Я провел два дня в Шамардине и Оптиной и уезжаю. Письмо пошлю с пути. Не говорю, куда еду, потому что считаю и для тебя, и для себя необходимым разлуку*. Не думай, что я уехал потому, что не люблю тебя. Я люблю тебя и жалею от всей души, но не могу поступить иначе, чем поступаю. Письмо твое — я знаю, что писано искренно, но ты не властна исполнить то, что желала бы. И дело не в исполнении каких-нибудь моих желаний и требований, а только в твоей уравновешенности, спокойном, разумном отношении к жизни. А пока этого нет, для меня жизнь с тобой немыслима. Возвратиться к тебе, когда ты в таком состоянии, значило бы для меня отказаться от жизни. А я [не] считаю себя вправе сделать это. Прощай, милая Соня, помогай тебе бог. Жизнь не шутка, и бросать ее по своей воле мы не имеем права, и мерять ее по длине времени тоже неразумно. Может быть, те месяцы, какие нам осталось жить, важнее всех прожитых годов, и надо прожить их хорошо.
Л. Т.
322. С. Л. Толстому и Т. Л. Сухотиной
1910 г. Октября 31. Шамордино.
Благодарю вас очень, милые друзья — истинные друзья — Сережа и Таня, за ваше участие в моем горе и за ваши письма*. Твое письмо, Сережа, мне было особенно радостно: коротко, ясно и содержательно и, главное, добро*. Не могу не бояться всего и не могу освобождать себя от ответственности, но не осилил поступить иначе. Я писал Саше через Черткова о том, что я просил ее сообщить вам — детям. Прочтите это*. Я писал то, что чувствовал, и чувствую то, что не могу поступить иначе. Я пишу ей — мама́;*. Она покажет вам тоже. Писал обдумавши, и все, что мог. Мы сейчас уезжаем, еще не знаем куда. Сообщение всегда будет через Черткова.

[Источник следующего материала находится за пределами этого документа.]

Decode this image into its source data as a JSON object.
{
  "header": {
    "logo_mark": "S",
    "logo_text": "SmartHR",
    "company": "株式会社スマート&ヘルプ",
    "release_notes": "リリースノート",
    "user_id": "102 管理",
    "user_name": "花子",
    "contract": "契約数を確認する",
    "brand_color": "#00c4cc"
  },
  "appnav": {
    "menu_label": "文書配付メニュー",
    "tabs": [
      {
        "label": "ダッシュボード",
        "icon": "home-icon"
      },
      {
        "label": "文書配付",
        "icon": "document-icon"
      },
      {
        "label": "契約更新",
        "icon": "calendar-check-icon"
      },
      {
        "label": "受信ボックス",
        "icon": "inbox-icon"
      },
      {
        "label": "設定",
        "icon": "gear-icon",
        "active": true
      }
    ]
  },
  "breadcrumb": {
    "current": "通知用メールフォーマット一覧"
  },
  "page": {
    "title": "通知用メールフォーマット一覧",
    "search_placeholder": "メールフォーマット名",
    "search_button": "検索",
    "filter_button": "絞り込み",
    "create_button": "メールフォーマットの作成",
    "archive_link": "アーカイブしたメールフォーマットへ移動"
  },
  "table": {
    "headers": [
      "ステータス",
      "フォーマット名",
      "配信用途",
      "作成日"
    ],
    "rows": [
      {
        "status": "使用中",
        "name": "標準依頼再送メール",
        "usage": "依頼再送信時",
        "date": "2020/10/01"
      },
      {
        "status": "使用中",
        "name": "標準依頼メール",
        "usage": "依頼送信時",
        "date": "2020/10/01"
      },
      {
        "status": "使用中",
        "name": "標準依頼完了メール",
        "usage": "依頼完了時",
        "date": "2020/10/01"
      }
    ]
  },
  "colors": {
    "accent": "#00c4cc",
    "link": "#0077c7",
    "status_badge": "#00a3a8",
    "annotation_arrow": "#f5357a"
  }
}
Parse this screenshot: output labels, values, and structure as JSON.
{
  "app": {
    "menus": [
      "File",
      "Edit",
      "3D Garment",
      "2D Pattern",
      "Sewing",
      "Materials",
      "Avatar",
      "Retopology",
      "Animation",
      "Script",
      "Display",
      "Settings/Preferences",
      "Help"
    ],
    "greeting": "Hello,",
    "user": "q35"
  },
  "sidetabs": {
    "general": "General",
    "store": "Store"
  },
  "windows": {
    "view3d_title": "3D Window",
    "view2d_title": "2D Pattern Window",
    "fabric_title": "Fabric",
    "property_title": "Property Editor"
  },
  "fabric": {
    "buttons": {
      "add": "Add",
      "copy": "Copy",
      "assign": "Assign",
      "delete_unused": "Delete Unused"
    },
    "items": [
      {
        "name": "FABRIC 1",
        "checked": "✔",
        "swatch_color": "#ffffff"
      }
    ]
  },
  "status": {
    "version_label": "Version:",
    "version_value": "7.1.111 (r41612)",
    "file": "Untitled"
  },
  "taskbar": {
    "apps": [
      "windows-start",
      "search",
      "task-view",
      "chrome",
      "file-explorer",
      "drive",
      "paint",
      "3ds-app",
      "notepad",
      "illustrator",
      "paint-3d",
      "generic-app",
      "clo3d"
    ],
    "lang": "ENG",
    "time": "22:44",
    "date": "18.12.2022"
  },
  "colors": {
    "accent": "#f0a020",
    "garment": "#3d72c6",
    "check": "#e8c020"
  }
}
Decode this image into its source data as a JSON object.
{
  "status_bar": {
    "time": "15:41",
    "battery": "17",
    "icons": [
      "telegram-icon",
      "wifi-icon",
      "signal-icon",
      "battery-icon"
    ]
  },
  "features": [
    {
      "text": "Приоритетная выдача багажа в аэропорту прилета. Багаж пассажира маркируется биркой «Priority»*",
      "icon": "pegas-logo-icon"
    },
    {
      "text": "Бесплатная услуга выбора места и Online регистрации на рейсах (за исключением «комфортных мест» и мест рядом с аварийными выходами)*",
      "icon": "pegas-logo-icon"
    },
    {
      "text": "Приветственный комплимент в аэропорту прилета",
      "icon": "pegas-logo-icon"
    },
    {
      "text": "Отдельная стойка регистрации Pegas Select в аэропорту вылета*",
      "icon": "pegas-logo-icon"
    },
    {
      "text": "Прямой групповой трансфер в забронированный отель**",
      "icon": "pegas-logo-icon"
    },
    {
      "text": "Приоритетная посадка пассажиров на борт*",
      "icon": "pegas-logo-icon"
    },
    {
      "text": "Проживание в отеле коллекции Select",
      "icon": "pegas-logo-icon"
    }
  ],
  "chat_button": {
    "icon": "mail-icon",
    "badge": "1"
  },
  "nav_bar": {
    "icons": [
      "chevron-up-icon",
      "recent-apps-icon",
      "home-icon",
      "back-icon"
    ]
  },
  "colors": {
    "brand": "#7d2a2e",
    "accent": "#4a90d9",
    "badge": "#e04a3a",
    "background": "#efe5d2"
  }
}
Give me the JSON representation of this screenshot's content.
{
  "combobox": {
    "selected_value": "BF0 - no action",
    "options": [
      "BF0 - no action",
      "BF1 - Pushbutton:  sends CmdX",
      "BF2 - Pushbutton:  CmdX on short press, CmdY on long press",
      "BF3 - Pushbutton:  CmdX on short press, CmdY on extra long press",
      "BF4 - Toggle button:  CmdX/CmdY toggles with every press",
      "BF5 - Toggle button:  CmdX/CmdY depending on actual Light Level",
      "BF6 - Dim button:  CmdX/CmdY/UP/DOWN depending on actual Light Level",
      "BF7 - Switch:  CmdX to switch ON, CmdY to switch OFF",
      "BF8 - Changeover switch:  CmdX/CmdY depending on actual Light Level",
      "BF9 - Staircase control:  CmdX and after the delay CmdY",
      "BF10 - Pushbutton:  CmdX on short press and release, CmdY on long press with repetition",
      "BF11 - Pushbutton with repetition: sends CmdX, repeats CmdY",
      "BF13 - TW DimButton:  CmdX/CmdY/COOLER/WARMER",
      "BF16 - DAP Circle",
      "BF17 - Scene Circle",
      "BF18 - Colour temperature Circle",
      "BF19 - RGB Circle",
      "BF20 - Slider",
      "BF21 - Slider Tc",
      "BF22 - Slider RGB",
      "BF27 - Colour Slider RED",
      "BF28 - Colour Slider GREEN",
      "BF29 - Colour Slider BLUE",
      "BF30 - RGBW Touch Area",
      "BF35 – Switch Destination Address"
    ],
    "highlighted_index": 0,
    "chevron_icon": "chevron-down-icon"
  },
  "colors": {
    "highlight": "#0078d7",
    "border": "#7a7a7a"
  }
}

Прощайте, спасибо вам, милые дети, и простите за то, что все-таки я причина вашего страданья. Особенно ты, милая голубушка, Танечка. Ну вот и все. Тороплюсь уехать так, чтобы, чего я боюсь, мама не застала меня. Свидание с ней теперь было бы ужасно. Ну, прощайте.
Л. Т.
4-ый час утра. Шамардино.
323. M. H. Толстой и Е. В. Оболенской
1910 г. Октября 31. Шамордино.
Милые друзья, Машенька и Лизанька*. Не удивитесь и не осудите нас — меня за то, что мы уезжаем, не простившись хорошенько с вами. Не могу выразить вам обеим, особенно тебе, голубушка Машенька, моей благодарности за твою любовь и участие в моем испытании. Я не помню, чтобы, всегда любя тебя, испытывал к тебе такую нежность, какую я чувствовал эти дни и с которой я уезжаю. Уезжаем мы непредвиденно, потому что боюсь, что меня застанет здесь Софья Андреевна*. А поезд только один в 8-м часу. Прости меня, если я увезу твои книжечки и «Круг чтения». Я пишу Черткову, чтобы он выслал тебе «Круг чтения» и «На каждый день»*, а книжечки возвращу. Целую вас, милые друзья, и так радостно люблю вас.
Л. Т.
4 ч. утра, 31.
324. В. Г. Черткову
1910 г. Октября 31. Шамордино. 31 октября. 1910 г. 4-й час ночи.
Шамардино.
Спасибо, милый друг, за помощь* и за меня и за Сашу. Мы всего боимся и решили ехать сейчас же. 4-й час утра 31-го. Куда — еще не знаем. С пути извещу. Надеюсь на вашу помощь, а помощь нужна большая.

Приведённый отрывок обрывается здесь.